Review: ‘Da 5 Bloods,’ a challenging exploration of fact and fiction

By Jonah Ocuto, News Editor

Spike Lee’s latest film “Da 5 Bloods” follows four black veterans and their return to Vietnam years later to search for gold hidden by their late squad leader.  (Associated Press)

It’s been approximately 32 hours since I sat down in front of a small screen to watch Spike Lee’s newest film, “Da 5 Bloods,” which was both strikingly familiar and entirely unexpected.

To some, this may seem paradoxical—though I’d argue it best reflects what the newest Lee film is: confusing and challenging until it all clicks in an instant, like the flick of a lighter.

Spike Lee has never been afraid of making his audience uncomfortable. His most popular film, “Do The Right Thing” (1989), an unflinching exploration of race relations and police brutality, was viewed by many critics as an unbelievable piece of propaganda filmmaking. Throughout his career, Lee has been pushing black narratives to the forefront of popular cinema, though his latest film, somehow, takes an even more analytical approach.

On the surface, “Da 5 Bloods” appears simple—five close friends, all veterans of the war in Vietnam, return back to the jungle years later in search of a lost comrade and the treasure he buried.

Lee must have known what I, a white audience member from a white suburb in a predominantly white state, would expect this movie to be: a light romp through the jungle that while occasionally heavy, wants to leave you feeling good about race and the tremendous progress we must have made. The movie, after all, is about four black Vietnam war veterans, and knowing Lee’s filmography, it was obvious to me that their race was no coincidence of casting.

And so the film began as I sat comfortably on a plush futon couch thinking I knew exactly what type of film this was going to be, what the take away was and what I expected to write about—until I realized the man on the screen wasn’t an actor talking about black on black violence, but was famous boxer Muhammed Ali.

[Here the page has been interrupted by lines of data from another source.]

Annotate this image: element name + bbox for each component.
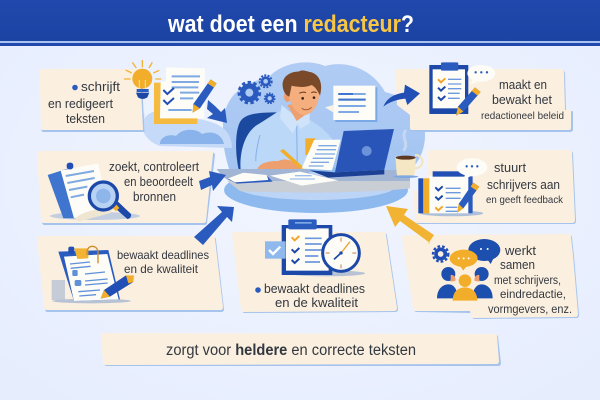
panel: stuurt schrijvers aan xyxy=(413,150,576,224)
floating note xyxy=(325,105,333,112)
icon: clipboard with paperclip and pencil xyxy=(52,246,134,303)
icon: clipboard with speech bubble xyxy=(429,62,495,116)
summary text: zorgt voor heldere en correcte teksten xyxy=(166,342,416,359)
laptop xyxy=(335,129,394,172)
panel text: teksten xyxy=(66,112,105,126)
arrow: middle left xyxy=(199,171,226,191)
panel text xyxy=(117,248,209,276)
panel text: met schrijvers, xyxy=(494,275,561,287)
panel text: maakt en xyxy=(499,78,547,92)
panel text: en beoordeelt xyxy=(124,175,193,189)
title: wat doet een redacteur? xyxy=(167,11,414,38)
chair xyxy=(236,112,277,172)
panel text: bewakt het xyxy=(492,93,553,107)
forearm and hand xyxy=(241,161,280,174)
bullet xyxy=(255,287,261,293)
panel text: schrijft xyxy=(81,80,121,94)
panel text: en geeft feedback xyxy=(486,194,564,206)
panel: bewaakt deadlines (center) xyxy=(232,232,398,313)
icon: checklist and clock xyxy=(265,219,365,276)
arrow: lower left xyxy=(194,206,234,245)
central blue cloud background xyxy=(134,62,425,213)
panel text: werkt xyxy=(504,244,537,258)
desk xyxy=(217,169,410,182)
panel text: vormgevers, enz. xyxy=(488,302,572,316)
panel: bewaakt deadlines (left) xyxy=(37,236,224,312)
panel: werkt samen xyxy=(402,234,579,319)
notebooks xyxy=(228,173,273,184)
panel text: schrijvers aan xyxy=(487,178,560,192)
document in hand xyxy=(305,138,315,155)
head xyxy=(284,91,291,102)
bullet xyxy=(72,85,78,90)
icon: team with speech bubbles and gear xyxy=(433,239,500,301)
panel text: bewaakt deadlines xyxy=(264,281,365,296)
panel: bottom summary xyxy=(101,333,501,366)
icon: coffee mug with steam xyxy=(393,130,422,178)
panel text: stuurt xyxy=(494,161,527,175)
icon: book and magnifier xyxy=(48,163,140,222)
panel text: en de kwaliteit xyxy=(124,262,199,276)
panel text: zoekt, controleert xyxy=(109,160,199,174)
panel text xyxy=(486,161,564,206)
panel: maakt en bewakt xyxy=(395,69,573,132)
panel text xyxy=(48,80,121,126)
panel text: en de kwaliteit xyxy=(275,295,358,310)
header banner xyxy=(0,0,600,46)
yellow pencil xyxy=(280,149,304,170)
panel: zoekt, controleert xyxy=(37,151,215,225)
panel text xyxy=(481,78,564,122)
arrow: top left xyxy=(207,100,227,123)
panel text xyxy=(488,244,572,316)
panel text: bewaakt deadlines xyxy=(117,248,209,262)
arrow: lower right xyxy=(386,206,434,244)
icon: light bulb, document and pencil xyxy=(124,60,217,124)
panel text: eindredactie, xyxy=(500,287,566,301)
icon: clipboard with feedback bubble xyxy=(418,158,487,216)
editor at desk illustration xyxy=(217,71,410,192)
panel text xyxy=(109,160,199,204)
panel: schrijft en redigeert teksten xyxy=(39,69,144,132)
gears xyxy=(239,75,275,103)
panel text: en redigeert xyxy=(48,97,114,111)
panel text: samen xyxy=(500,258,535,272)
panel text: bronnen xyxy=(133,190,176,204)
torso xyxy=(240,110,333,172)
panel text: redactioneel beleid xyxy=(481,110,564,122)
panel text xyxy=(264,281,365,310)
arrow: top right xyxy=(383,85,420,107)
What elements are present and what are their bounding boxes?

I wasn’t watching a feature film, but a documentary. It was archival footage, a clip of a real interview, something not often found in narrative films.

But quickly it transitioned and was no longer a documentary, because soon after Ali spoke, I was brought, through a digital camera, to a lavish hotel in Vietnam, where the fabled 5 Bloods appeared on screen for a moment exchanging quite warm hugs. And before I knew it, the aspect ratio on screen changed, bringing me into a weird “A-Team” parody flashback shot on 16mm film.

While I was still reeling from the snappy transitions and undeniable chemistry in the main cast, which stars Delroy Lindo, Chadwick Boseman and Paul Walter Hauser, I was suddenly made to realize the fact that the first man who shed blood for the U.S. was a black man, Crispus Attucks.

Though not shocked it was true, I hadn’t known this before. It dawned on me, at this point, that I was watching the very process of reclamation—a two hour and 30-minute history lesson of everything public education never taught me.

“Da 5 Bloods” isn’t just concerned with the past, but rather, the way generational trauma can manifest in the present. Throughout the film, the phrase “a war never ends” is repeated like a skipping record, from both the Bloods and Vietnamese citizens. There’s a feeling here, present throughout the film, that this history between those forced to fight an immoral war—the black soldiers in Vietnam, sent to the front lines as cannon fodder, and those who died defending their homes—Viet Cong soldiers, husbands and sons—isn’t their fault, but the fault of a grander, more complex oppressor.

I could write about the lavish performance of Lindo, who plays Paul, a Trump supporter with PTSD, or the script’s medically precise language. I could write paragraphs about what I didn’t like: the cinematography, the odd choices in the staging of certain scenes and the film’s slower pace.

But honestly, none of that matters. There is something young screenwriters are taught very early on in film school: Characters are not “real” people, and your movie has no “real” value. Movies are not “real” because everything in a film is produced and, ultimately, sold as a product.

This is intended to break the writer away from their subject matter, to help them approach it from a distance, to prevent them from getting too attached so they can take their story in an unexpected direction.

This film raises a fist and a middle finger to that notion. “Da 5 Bloods” is a film that feels both too close to home and too far away from reality, a movie that’s hilarious, heartbreaking, scary and warm—a labyrinthine story about the way reality and fiction are interconnected and an unrelenting reminder that the history we’ve been taught isn’t necessarily the entire story.

It’s something that I’ll be thinking about deep into the week, months and very likely years ahead.